People's income was now pretty finite, the Minister said. Would-be house purchasers were not going to be able to gallop in pursuit of ever-spiralling house prices. So now was the time to maintain supply within a sensible framework.
Minister Cullen was responding to a Labour amendment to the Planning and Development Bill. The measure brought in by the Government extends the ways in which developers can comply with the 20 per cent social housing requirement under the 2000 Act.
The Labour amendment, which was not passed, sought to bring under the social housing requirement 80,000 planning permissions which had been exempted from the original Act.
Ms Kathleen O'Meara (Labour) said the exemptions had let builders off the hook.
The Minister said he had included the permissions in question because he wanted to ensure the supply of housing. An easier option would have been to take the chance that the permissions should be kept alive and take an unlikely chance that this approach would survive a High Court challenge.
Alternatively, the permissions could have been allowed to survive and then face a new round of local authority scrutiny.
Mr Cullen said he had chosen another approach, which was to ensure continuity of housing supply while obtaining a "community bonus" through the payment of a levy by the developers of the 80,000 units concerned.
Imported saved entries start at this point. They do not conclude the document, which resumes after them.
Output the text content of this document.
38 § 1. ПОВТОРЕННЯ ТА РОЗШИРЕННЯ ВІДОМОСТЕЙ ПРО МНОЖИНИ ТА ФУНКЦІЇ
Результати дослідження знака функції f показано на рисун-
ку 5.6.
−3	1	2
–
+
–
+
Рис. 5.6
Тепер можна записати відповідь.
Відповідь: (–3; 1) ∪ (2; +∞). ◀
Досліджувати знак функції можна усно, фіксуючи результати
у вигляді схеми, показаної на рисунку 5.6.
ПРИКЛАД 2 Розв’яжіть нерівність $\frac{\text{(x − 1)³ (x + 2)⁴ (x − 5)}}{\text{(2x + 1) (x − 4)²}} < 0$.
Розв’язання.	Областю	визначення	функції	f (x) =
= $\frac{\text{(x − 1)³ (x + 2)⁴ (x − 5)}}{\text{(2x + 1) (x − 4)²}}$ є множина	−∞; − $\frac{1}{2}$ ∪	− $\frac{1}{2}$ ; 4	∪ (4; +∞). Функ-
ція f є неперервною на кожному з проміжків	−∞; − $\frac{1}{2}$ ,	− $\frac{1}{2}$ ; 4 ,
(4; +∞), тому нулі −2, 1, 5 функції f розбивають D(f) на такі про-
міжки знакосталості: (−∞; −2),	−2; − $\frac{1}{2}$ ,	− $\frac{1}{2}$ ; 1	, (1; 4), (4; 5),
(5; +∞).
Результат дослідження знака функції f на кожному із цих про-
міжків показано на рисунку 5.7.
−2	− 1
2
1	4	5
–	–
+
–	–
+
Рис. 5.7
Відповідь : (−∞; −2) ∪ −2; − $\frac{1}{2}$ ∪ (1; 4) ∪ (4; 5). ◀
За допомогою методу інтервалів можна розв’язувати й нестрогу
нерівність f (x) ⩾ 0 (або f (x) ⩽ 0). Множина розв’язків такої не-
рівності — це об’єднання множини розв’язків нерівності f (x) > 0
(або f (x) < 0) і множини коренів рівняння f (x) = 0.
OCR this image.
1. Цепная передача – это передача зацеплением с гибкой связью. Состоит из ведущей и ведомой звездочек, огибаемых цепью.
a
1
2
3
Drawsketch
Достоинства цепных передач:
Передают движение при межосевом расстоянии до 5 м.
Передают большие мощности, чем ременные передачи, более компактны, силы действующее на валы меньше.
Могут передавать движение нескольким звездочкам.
Ms Ahern said that the levy payment could yield upwards of €80 million in the year ahead.
On the supply of housing, Mr Cullen said that the outcome this year would be around 55,000 units, which would be another record. The expectation was that we would need around 50,000 to 55,000 houses a year consistently over the next 10 years to meet demand.
That was the absolute way of maintaining the right balance in the market, by getting supply up.